L’autre motif de ce renoncement radical se trouve dans les lois de la concurrence, que Paris et Bruxelles croient devoir imposer à tous les secteurs de la société, y compris la culture et l’information. Selon ces lois, le marché libre est la règle, et tout ce qui entrave ce marché est l’exception.
Concrètement, la Commission de Bruxelles autorise l’Etat français à financer une partie des frais courants de l’AFP, au titre de compensation du coût net de ses missions d’intérêt général. Mais ces missions générales sont reconnues pour une période limitée (dix ans) et un périmètre restreint ; l’AFP est poussée à développer ses activités ne relevant pas de ses missions d’intérêt général et à les filialiser.
Dans les faits, il est interdit à l’AFP de bâtir une véritable stratégie de développement international fondée sur sa mission d’intérêt général, car elle n’a pas le droit d’utiliser les aides de l’Etat français pour entrer en concurrence avec une agence nationale à l’étranger.

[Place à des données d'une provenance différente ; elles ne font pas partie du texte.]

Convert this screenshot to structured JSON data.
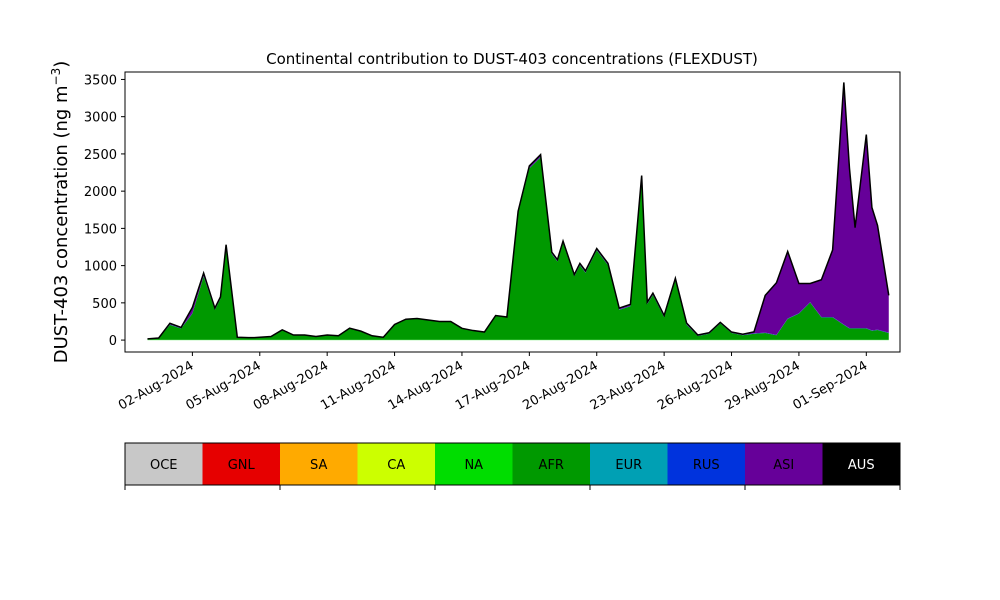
{
  "chart_data": {
    "type": "area",
    "stacked": true,
    "title": "Continental contribution to DUST-403 concentrations (FLEXDUST)",
    "ylabel_main": "DUST-403 concentration (ng m",
    "ylabel_exp": "−3",
    "ylabel_close": ")",
    "xlabel": "",
    "ylim": [
      -160,
      3600
    ],
    "yticks": [
      0,
      500,
      1000,
      1500,
      2000,
      2500,
      3000,
      3500
    ],
    "xrange": [
      "2024-07-30T00:00",
      "2024-09-02T12:00"
    ],
    "xticks": [
      "2024-08-02",
      "2024-08-05",
      "2024-08-08",
      "2024-08-11",
      "2024-08-14",
      "2024-08-17",
      "2024-08-20",
      "2024-08-23",
      "2024-08-26",
      "2024-08-29",
      "2024-09-01"
    ],
    "xtick_labels": [
      "02-Aug-2024",
      "05-Aug-2024",
      "08-Aug-2024",
      "11-Aug-2024",
      "14-Aug-2024",
      "17-Aug-2024",
      "20-Aug-2024",
      "23-Aug-2024",
      "26-Aug-2024",
      "29-Aug-2024",
      "01-Sep-2024"
    ],
    "x": [
      "2024-07-31T00:00",
      "2024-07-31T12:00",
      "2024-08-01T00:00",
      "2024-08-01T12:00",
      "2024-08-02T00:00",
      "2024-08-02T12:00",
      "2024-08-03T00:00",
      "2024-08-03T06:00",
      "2024-08-03T12:00",
      "2024-08-04T00:00",
      "2024-08-04T12:00",
      "2024-08-04T18:00",
      "2024-08-05T00:00",
      "2024-08-05T12:00",
      "2024-08-06T00:00",
      "2024-08-06T12:00",
      "2024-08-07T00:00",
      "2024-08-07T12:00",
      "2024-08-08T00:00",
      "2024-08-08T12:00",
      "2024-08-09T00:00",
      "2024-08-09T12:00",
      "2024-08-10T00:00",
      "2024-08-10T12:00",
      "2024-08-11T00:00",
      "2024-08-11T12:00",
      "2024-08-12T00:00",
      "2024-08-12T12:00",
      "2024-08-13T00:00",
      "2024-08-13T12:00",
      "2024-08-14T00:00",
      "2024-08-14T12:00",
      "2024-08-15T00:00",
      "2024-08-15T12:00",
      "2024-08-16T00:00",
      "2024-08-16T12:00",
      "2024-08-17T00:00",
      "2024-08-17T12:00",
      "2024-08-18T00:00",
      "2024-08-18T06:00",
      "2024-08-18T12:00",
      "2024-08-19T00:00",
      "2024-08-19T06:00",
      "2024-08-19T12:00",
      "2024-08-20T00:00",
      "2024-08-20T12:00",
      "2024-08-21T00:00",
      "2024-08-21T12:00",
      "2024-08-22T00:00",
      "2024-08-22T06:00",
      "2024-08-22T12:00",
      "2024-08-23T00:00",
      "2024-08-23T12:00",
      "2024-08-24T00:00",
      "2024-08-24T12:00",
      "2024-08-25T00:00",
      "2024-08-25T12:00",
      "2024-08-26T00:00",
      "2024-08-26T12:00",
      "2024-08-27T00:00",
      "2024-08-27T12:00",
      "2024-08-28T00:00",
      "2024-08-28T12:00",
      "2024-08-29T00:00",
      "2024-08-29T12:00",
      "2024-08-30T00:00",
      "2024-08-30T12:00",
      "2024-08-31T00:00",
      "2024-08-31T06:00",
      "2024-08-31T12:00",
      "2024-09-01T00:00",
      "2024-09-01T06:00",
      "2024-09-01T12:00",
      "2024-09-02T00:00"
    ],
    "series": [
      {
        "name": "OCE",
        "color": "#c8c8c8",
        "values": [
          0,
          0,
          0,
          0,
          0,
          0,
          0,
          0,
          0,
          0,
          0,
          0,
          0,
          0,
          0,
          0,
          0,
          0,
          0,
          0,
          0,
          0,
          0,
          0,
          0,
          0,
          0,
          0,
          0,
          0,
          0,
          0,
          0,
          0,
          0,
          0,
          0,
          0,
          0,
          0,
          0,
          0,
          0,
          0,
          0,
          0,
          0,
          0,
          0,
          0,
          0,
          0,
          0,
          0,
          0,
          0,
          0,
          0,
          0,
          0,
          0,
          0,
          0,
          0,
          0,
          0,
          0,
          0,
          0,
          0,
          0,
          0,
          0,
          0
        ]
      },
      {
        "name": "GNL",
        "color": "#e60000",
        "values": [
          0,
          0,
          0,
          0,
          0,
          0,
          0,
          0,
          0,
          0,
          0,
          0,
          0,
          0,
          0,
          0,
          0,
          0,
          0,
          0,
          0,
          0,
          0,
          0,
          0,
          0,
          0,
          0,
          0,
          0,
          0,
          0,
          0,
          0,
          0,
          0,
          0,
          0,
          0,
          0,
          0,
          0,
          0,
          0,
          0,
          0,
          0,
          0,
          0,
          0,
          0,
          0,
          0,
          0,
          0,
          0,
          0,
          0,
          0,
          0,
          0,
          0,
          0,
          0,
          0,
          0,
          0,
          0,
          0,
          0,
          0,
          0,
          0,
          0
        ]
      },
      {
        "name": "SA",
        "color": "#ffaa00",
        "values": [
          0,
          0,
          0,
          0,
          0,
          0,
          0,
          0,
          0,
          0,
          0,
          0,
          0,
          0,
          0,
          0,
          0,
          0,
          0,
          0,
          0,
          0,
          0,
          0,
          0,
          0,
          0,
          0,
          0,
          0,
          0,
          0,
          0,
          0,
          0,
          0,
          0,
          0,
          0,
          0,
          0,
          0,
          0,
          0,
          0,
          0,
          0,
          0,
          0,
          0,
          0,
          0,
          0,
          0,
          0,
          0,
          0,
          0,
          0,
          0,
          0,
          0,
          0,
          0,
          0,
          0,
          0,
          0,
          0,
          0,
          0,
          0,
          0,
          0
        ]
      },
      {
        "name": "CA",
        "color": "#ccff00",
        "values": [
          0,
          0,
          0,
          0,
          0,
          0,
          0,
          0,
          0,
          0,
          0,
          0,
          0,
          0,
          0,
          0,
          0,
          0,
          0,
          0,
          0,
          0,
          0,
          0,
          0,
          0,
          0,
          0,
          0,
          0,
          0,
          0,
          0,
          0,
          0,
          0,
          0,
          0,
          0,
          0,
          0,
          0,
          0,
          0,
          0,
          0,
          0,
          0,
          0,
          0,
          0,
          0,
          0,
          0,
          0,
          0,
          0,
          0,
          0,
          0,
          0,
          0,
          0,
          0,
          0,
          0,
          0,
          0,
          0,
          0,
          0,
          0,
          0,
          0
        ]
      },
      {
        "name": "NA",
        "color": "#00dd00",
        "values": [
          5,
          5,
          5,
          5,
          5,
          5,
          5,
          5,
          5,
          5,
          5,
          5,
          5,
          5,
          5,
          5,
          5,
          5,
          5,
          5,
          5,
          5,
          5,
          5,
          5,
          5,
          5,
          5,
          5,
          5,
          5,
          5,
          5,
          5,
          5,
          5,
          5,
          5,
          5,
          5,
          5,
          5,
          5,
          5,
          5,
          5,
          5,
          5,
          5,
          5,
          5,
          5,
          5,
          5,
          5,
          5,
          5,
          5,
          5,
          5,
          5,
          5,
          5,
          5,
          5,
          5,
          5,
          5,
          5,
          5,
          5,
          5,
          5,
          5
        ]
      },
      {
        "name": "AFR",
        "color": "#009900",
        "values": [
          10,
          20,
          200,
          150,
          350,
          850,
          400,
          550,
          1250,
          30,
          25,
          25,
          30,
          40,
          130,
          60,
          60,
          40,
          60,
          50,
          150,
          110,
          50,
          30,
          200,
          270,
          280,
          260,
          240,
          240,
          150,
          120,
          100,
          320,
          300,
          1700,
          2300,
          2450,
          1150,
          1050,
          1300,
          850,
          1000,
          900,
          1200,
          1000,
          400,
          450,
          2180,
          480,
          600,
          300,
          800,
          200,
          50,
          80,
          220,
          90,
          60,
          80,
          90,
          60,
          280,
          350,
          500,
          300,
          300,
          200,
          150,
          150,
          150,
          120,
          130,
          90
        ]
      },
      {
        "name": "EUR",
        "color": "#00a0b4",
        "values": [
          0,
          0,
          0,
          0,
          0,
          0,
          0,
          0,
          0,
          0,
          0,
          0,
          0,
          0,
          0,
          0,
          0,
          0,
          0,
          0,
          0,
          0,
          0,
          0,
          0,
          0,
          0,
          0,
          0,
          0,
          0,
          0,
          0,
          0,
          0,
          0,
          0,
          0,
          0,
          0,
          0,
          0,
          0,
          0,
          0,
          0,
          0,
          0,
          0,
          0,
          0,
          0,
          0,
          0,
          0,
          0,
          0,
          0,
          0,
          0,
          0,
          0,
          0,
          0,
          0,
          0,
          0,
          0,
          0,
          0,
          0,
          0,
          0,
          0
        ]
      },
      {
        "name": "RUS",
        "color": "#0033dd",
        "values": [
          2,
          3,
          5,
          5,
          5,
          5,
          5,
          5,
          5,
          3,
          3,
          3,
          3,
          3,
          3,
          3,
          3,
          3,
          3,
          3,
          5,
          5,
          3,
          3,
          5,
          5,
          5,
          5,
          5,
          5,
          3,
          3,
          3,
          5,
          5,
          5,
          5,
          5,
          5,
          5,
          5,
          5,
          5,
          5,
          5,
          5,
          5,
          5,
          5,
          5,
          5,
          5,
          5,
          5,
          3,
          3,
          3,
          3,
          3,
          5,
          5,
          5,
          5,
          5,
          5,
          5,
          5,
          5,
          5,
          5,
          5,
          5,
          5,
          5
        ]
      },
      {
        "name": "ASI",
        "color": "#660099",
        "values": [
          0,
          0,
          15,
          10,
          80,
          40,
          20,
          20,
          20,
          0,
          0,
          0,
          0,
          0,
          0,
          0,
          0,
          0,
          0,
          0,
          0,
          0,
          0,
          0,
          0,
          0,
          0,
          0,
          0,
          0,
          0,
          0,
          0,
          0,
          0,
          20,
          30,
          30,
          20,
          20,
          20,
          20,
          20,
          20,
          20,
          20,
          20,
          20,
          20,
          20,
          20,
          20,
          20,
          20,
          10,
          10,
          10,
          10,
          10,
          20,
          500,
          700,
          900,
          400,
          250,
          500,
          900,
          3250,
          2150,
          1350,
          2600,
          1650,
          1400,
          500
        ]
      },
      {
        "name": "AUS",
        "color": "#000000",
        "values": [
          0,
          0,
          0,
          0,
          0,
          0,
          0,
          0,
          0,
          0,
          0,
          0,
          0,
          0,
          0,
          0,
          0,
          0,
          0,
          0,
          0,
          0,
          0,
          0,
          0,
          0,
          0,
          0,
          0,
          0,
          0,
          0,
          0,
          0,
          0,
          0,
          0,
          0,
          0,
          0,
          0,
          0,
          0,
          0,
          0,
          0,
          0,
          0,
          0,
          0,
          0,
          0,
          0,
          0,
          0,
          0,
          0,
          0,
          0,
          0,
          0,
          0,
          0,
          0,
          0,
          0,
          0,
          0,
          0,
          0,
          0,
          0,
          0,
          0
        ]
      }
    ],
    "legend_placement": "bottom-colorbar"
  }
}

Ce qui était possible dans les années 1980, lors du lancement du service allemand en Allemagne ou de la Photo internationale, lui est aujourd’hui refusé en vertu de "l’interdiction de subventions croisées".
Ces remises en cause des principes fondateurs de l’agence sont le fait de décisions politiques, néfastes pour l’AFP ; il est possible et nécessaire de s’y opposer.
Défendons l’unité de l’agence !
Seule agence de presse mondiale francophone, l’AFP tire sa force de son "Statut de la liberté" qui précise qu’"elle ne doit, en aucune circonstance, passer sous le contrôle de droit ou de fait d’un groupement idéologique, politique ou économique". C’est ce qui la différencie de façon décisive de ses principaux concurrents. Mais en créant des filiales qui ne bénéficient pas de cette même protection face aux influences notamment financières, l’AFP met en danger son principal atout : son indépendance.
Si le dogme économique aujourd’hui imposé à l’AFP consiste à l’amputer de son service allemand (en le sortant du champ de sa mission d’intérêt général), d’autres services suivront et l’agence finira par être découpée en rondelles.
• Filialiser des activités qui relèvent de la mission de l’agence telle que définie aux deux premiers articles de son Statut, c’est affaiblir son indépendance rédactionnelle, technologique, administrative.
• Lancer des activités ne relevant pas de la mission d’intérêt général de l’agence, même si elles sont confiées à une filiale, c’est également l’affaiblir, car c’est nuire à son image de marque et à sa crédibilité.
Qui peut accepter une telle perspective ?
Défendons l’unité des personnels !
Le fort taux de participation à la récente élection des deux représentants du personnel au Conseil d’administration a montré que tous les salariés veulent avoir leur mot à dire quant au développement de l’agence. Les salariés des filiales allemandes étaient les principaux exclus de cet unique scrutin véritablement mondial à l’AFP. A qui le tour la prochaine fois ?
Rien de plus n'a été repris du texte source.